Omine wrote, “Chris Ledesma was a sweet man who loved his job and was really, really good at it. We miss him.” Silverman had similar thoughts on his late collaborator, tweeting, “We will all miss Chris Ledesma so very much. A terrific and wonderful guy who was terrific and wonderful at his job. A solid musician and music editor. Great conductor too. A real loss for all…”
Born January 28, 1958, Ledesma studied orchestra conducting at CalArts and at the San Francisco Conservatory of Music for two years, and started his career as a music editor in the 1970s. In 1984, he got a gig as a Universal Studios tour guide, which got him in the door to observe live orchestra sessions and meet established music editors such as his mentor, Dan Carlin Jr. While the majority of Ledesma’s career was spent working on The Simpsons (he noted in a 2021 tweet that he had been with the show for “literally half [his] life”), he also worked on live-action TV shows including The Nanny and Dark Shadows.
Ledesma chronicled his life among the Springfeldians on his blog, where fans can read about how the self described animation history buff came to be hired onto Tracey Ullman‘s “little cartoon show.” He recalled:
“I was skeptical of turning the little, 30- and 60-second featurettes on Tracey into a full-fledged, half-hour show. All that went out the window as soon as I saw the first two shows. The wit, the audacity, the Simpson family (both their look and their sound) were all utterly unique compared to anything on the air in 1989 and to any animated TV series that had gone before.”

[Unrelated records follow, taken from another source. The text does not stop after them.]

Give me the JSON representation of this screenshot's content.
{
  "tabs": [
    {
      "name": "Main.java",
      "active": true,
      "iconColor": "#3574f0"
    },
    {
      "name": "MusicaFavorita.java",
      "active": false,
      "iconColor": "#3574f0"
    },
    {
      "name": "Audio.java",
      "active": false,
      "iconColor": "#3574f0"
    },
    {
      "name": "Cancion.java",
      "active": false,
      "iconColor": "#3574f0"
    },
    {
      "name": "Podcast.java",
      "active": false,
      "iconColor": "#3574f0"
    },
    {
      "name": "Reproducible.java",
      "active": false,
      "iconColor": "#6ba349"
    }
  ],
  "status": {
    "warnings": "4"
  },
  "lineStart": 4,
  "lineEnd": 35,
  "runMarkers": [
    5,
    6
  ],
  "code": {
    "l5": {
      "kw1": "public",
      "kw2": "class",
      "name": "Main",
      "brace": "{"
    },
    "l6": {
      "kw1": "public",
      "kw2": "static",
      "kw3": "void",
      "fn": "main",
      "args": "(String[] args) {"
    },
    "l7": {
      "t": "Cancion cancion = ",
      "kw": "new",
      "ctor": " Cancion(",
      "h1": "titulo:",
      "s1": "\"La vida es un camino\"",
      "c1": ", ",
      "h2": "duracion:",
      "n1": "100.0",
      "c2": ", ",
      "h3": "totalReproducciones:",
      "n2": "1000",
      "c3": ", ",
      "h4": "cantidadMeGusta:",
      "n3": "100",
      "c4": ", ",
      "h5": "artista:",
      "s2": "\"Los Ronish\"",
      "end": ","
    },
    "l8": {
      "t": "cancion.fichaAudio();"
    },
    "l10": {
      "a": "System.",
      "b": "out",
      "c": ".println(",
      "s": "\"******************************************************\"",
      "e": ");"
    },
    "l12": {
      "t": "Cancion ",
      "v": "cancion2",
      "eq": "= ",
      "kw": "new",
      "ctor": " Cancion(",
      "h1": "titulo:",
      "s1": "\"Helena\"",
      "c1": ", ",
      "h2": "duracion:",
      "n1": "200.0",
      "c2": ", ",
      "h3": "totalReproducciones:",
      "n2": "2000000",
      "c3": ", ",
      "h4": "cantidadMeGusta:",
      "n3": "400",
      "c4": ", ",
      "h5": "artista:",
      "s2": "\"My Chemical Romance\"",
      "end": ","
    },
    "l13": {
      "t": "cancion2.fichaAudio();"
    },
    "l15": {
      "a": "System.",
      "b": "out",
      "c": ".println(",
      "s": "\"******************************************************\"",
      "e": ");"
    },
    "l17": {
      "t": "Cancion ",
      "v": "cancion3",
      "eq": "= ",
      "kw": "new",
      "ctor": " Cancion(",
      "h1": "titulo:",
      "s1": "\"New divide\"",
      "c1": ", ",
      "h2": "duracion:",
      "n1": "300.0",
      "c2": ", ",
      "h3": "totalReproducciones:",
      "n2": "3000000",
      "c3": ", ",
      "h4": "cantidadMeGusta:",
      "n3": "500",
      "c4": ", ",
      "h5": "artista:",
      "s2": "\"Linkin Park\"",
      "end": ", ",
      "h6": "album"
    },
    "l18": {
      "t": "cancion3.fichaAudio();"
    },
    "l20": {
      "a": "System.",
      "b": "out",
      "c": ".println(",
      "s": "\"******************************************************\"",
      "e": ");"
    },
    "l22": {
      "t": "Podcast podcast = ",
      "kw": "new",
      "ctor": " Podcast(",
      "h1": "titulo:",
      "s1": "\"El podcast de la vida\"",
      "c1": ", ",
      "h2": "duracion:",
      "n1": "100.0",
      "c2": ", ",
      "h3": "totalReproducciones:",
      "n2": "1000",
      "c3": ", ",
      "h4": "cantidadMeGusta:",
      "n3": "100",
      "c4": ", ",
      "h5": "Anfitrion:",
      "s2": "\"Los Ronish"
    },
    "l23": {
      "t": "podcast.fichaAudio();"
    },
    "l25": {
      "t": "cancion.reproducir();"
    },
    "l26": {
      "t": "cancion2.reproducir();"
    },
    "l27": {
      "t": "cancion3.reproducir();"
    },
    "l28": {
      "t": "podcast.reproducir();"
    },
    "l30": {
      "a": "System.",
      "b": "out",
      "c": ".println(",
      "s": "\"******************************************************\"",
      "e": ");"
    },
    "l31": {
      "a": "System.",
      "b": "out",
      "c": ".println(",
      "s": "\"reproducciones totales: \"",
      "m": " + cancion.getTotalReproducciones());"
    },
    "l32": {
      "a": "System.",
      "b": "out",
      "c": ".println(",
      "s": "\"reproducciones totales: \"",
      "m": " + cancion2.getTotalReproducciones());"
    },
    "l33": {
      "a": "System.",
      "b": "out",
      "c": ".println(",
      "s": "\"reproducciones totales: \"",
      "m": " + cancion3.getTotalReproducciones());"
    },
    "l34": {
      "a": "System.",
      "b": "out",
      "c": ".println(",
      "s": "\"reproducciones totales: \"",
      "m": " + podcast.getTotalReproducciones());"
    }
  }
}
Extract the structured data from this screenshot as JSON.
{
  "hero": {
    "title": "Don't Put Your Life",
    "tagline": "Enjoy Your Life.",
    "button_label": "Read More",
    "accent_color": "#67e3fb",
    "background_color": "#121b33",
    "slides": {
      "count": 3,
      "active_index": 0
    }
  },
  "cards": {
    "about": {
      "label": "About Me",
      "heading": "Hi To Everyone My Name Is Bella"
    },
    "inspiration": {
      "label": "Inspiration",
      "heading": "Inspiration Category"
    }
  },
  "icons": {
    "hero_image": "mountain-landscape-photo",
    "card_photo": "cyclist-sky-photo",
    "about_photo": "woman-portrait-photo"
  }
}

In 2017, reflecting on the show’s unprecedented 30th anniversary, Ledesma shared,
“…As I write this, there are three episodes to complete before season 28 comes to end in May, there are already four episodes in the pipeline in various stages of writing/re-writing/animating/pre-recording music for season 29.
“My plate is full. So is my heart for all the love these characters have received for 30 years and for the opportunity to support my family doing something I love so much. I’ve often said I’m the luckiest music editor in Hollywood – not just because I’ve been employed on one show for 28+ years, but because I get to laugh, listen to great music, interact with our brilliant cast, share ideas with our writers and producers, and be part of television history. Sure, like with any family, we have our down moments and disagreements, but it’s all been so, so worth it.”
Ledesma is survived by his wife, Michelle, two daughters, two sons-in-law and three grandchildren.